The oil-rich border region of Abyei has been contested since South Sudan gained independence in 2011.
The Area was accorded a “special administrative status” by the 2004 Protocol on the Resolution of the Abyei Conflict, known as, the Abyei Protocol.
Under the terms of the Protocol, the Abyei Area was declared part of the states of South Kordofan, and Northern Bahr el Ghazal and issues related to it to be determined by the Presidency made up of President Salva Kiir and former Sudanese President Omar al Bashir.
After years of contention between leaders in South Sudan and Sudan on who is eligible to vote in the referendum, the nine Ngok Dinka chiefdoms took the matter into their own hands by organizing their own popular vote.

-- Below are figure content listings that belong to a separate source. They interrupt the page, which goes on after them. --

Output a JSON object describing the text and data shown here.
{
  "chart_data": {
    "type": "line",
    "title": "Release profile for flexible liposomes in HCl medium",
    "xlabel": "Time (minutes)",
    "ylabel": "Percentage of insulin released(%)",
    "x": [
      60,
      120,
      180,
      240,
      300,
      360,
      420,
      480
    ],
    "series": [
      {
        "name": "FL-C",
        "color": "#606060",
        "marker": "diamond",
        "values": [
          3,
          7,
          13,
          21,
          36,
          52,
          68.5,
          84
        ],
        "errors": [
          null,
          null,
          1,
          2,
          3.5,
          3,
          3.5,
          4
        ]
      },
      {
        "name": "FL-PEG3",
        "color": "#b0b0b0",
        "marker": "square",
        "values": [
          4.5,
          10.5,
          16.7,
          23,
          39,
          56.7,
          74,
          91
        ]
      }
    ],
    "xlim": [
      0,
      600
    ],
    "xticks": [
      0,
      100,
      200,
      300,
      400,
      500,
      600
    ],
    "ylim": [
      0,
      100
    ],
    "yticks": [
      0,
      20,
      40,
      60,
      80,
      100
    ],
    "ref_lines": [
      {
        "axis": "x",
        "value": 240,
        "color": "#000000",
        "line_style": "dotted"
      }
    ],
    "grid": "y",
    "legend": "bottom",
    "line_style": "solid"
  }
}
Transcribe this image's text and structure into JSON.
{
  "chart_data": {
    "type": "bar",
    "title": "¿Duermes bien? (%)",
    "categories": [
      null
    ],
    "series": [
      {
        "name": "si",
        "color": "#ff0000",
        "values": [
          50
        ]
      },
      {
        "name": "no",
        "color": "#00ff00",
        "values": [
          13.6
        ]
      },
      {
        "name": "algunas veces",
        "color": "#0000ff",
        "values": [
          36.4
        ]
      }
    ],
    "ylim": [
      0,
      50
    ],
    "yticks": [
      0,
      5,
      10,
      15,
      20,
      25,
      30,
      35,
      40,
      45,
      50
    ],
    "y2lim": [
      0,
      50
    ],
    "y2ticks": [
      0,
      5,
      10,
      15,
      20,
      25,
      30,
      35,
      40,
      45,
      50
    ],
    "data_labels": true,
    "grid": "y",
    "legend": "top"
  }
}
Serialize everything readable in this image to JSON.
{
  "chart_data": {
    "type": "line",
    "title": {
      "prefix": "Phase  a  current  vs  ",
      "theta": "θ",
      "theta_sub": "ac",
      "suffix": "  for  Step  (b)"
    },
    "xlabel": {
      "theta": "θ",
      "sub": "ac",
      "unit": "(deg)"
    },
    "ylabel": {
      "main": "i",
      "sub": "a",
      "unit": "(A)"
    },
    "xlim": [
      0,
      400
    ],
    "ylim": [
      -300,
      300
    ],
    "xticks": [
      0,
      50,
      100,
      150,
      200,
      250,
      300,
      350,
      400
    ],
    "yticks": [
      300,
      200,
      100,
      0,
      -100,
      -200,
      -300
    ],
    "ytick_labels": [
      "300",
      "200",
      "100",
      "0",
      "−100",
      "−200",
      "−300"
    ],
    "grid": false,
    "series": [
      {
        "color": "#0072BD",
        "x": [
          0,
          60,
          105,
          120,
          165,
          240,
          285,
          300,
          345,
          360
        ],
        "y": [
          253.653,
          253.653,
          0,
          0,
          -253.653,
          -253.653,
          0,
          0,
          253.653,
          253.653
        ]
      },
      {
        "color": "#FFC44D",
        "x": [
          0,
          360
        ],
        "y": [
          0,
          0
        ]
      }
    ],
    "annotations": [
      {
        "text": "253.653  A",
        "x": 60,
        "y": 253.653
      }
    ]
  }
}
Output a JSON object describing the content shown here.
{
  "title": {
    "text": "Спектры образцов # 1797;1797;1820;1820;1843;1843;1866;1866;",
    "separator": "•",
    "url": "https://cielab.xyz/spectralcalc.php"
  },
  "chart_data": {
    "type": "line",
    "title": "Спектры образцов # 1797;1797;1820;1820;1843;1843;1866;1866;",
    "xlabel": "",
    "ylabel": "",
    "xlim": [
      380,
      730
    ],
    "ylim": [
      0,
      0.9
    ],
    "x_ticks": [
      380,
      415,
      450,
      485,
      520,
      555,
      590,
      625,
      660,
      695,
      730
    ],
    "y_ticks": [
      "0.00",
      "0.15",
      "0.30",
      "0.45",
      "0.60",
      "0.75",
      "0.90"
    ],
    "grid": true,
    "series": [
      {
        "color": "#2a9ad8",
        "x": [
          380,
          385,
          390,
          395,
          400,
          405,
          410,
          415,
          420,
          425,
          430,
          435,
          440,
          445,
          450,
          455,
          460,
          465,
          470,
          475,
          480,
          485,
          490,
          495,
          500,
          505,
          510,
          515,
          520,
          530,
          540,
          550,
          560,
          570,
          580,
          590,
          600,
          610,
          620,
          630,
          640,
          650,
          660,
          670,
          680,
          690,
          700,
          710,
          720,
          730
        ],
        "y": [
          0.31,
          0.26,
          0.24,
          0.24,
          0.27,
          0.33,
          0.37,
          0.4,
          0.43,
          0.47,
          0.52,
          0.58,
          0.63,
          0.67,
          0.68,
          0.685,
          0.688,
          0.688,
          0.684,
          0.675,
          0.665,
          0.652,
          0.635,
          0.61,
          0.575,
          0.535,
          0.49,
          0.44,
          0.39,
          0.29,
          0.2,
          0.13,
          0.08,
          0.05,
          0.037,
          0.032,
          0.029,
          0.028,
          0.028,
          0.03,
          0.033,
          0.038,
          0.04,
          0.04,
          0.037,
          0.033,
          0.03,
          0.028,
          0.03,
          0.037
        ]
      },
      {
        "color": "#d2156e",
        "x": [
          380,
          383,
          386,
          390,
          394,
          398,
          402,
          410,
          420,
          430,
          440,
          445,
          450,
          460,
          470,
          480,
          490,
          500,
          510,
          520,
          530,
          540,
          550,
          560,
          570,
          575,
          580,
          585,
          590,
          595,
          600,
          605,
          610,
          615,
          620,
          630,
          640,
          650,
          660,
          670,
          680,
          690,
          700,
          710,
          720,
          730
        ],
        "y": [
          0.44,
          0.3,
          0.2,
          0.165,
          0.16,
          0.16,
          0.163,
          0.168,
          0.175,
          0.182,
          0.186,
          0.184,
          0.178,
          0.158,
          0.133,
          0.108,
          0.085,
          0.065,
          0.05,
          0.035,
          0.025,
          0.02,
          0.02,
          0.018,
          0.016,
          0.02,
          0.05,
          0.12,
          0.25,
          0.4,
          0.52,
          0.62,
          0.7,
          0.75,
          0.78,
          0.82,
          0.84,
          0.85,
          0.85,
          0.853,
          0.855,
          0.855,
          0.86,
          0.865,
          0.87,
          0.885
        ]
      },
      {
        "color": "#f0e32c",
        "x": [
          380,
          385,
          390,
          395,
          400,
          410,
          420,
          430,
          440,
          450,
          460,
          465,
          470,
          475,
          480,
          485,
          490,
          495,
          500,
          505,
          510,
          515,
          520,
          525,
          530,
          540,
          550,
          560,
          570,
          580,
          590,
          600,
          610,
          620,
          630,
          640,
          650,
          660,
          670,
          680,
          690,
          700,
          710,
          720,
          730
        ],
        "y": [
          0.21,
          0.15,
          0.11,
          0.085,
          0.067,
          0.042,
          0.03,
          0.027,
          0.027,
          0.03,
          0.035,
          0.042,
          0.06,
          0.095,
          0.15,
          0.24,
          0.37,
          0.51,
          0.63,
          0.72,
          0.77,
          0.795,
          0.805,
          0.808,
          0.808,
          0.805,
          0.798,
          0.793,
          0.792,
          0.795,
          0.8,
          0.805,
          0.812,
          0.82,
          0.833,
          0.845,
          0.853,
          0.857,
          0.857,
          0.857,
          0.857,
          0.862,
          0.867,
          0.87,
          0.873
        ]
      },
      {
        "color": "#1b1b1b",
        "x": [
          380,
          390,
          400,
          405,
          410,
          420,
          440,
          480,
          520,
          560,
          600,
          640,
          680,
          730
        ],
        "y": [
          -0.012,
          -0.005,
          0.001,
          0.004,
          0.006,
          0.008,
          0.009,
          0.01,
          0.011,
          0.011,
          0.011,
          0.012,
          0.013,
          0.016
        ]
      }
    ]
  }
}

They cited the Abyei Protocol in the CPA, and the ruling by the International Permanent Court of Arbitration, which proclaimed that only the Ngok Dinka tribe and permanent residents may vote.
The Sudanese government wanted the nomadic Arab Misseriya tribe, whose cattle access pasture lands in Abyei annually, to be accorded full voting rights.
Several inter-communal clashes between the armed Misseriya pastoralist tribe of Sudan and the Dinka Ngok of South Sudan have led to many civilian deaths in the last decade.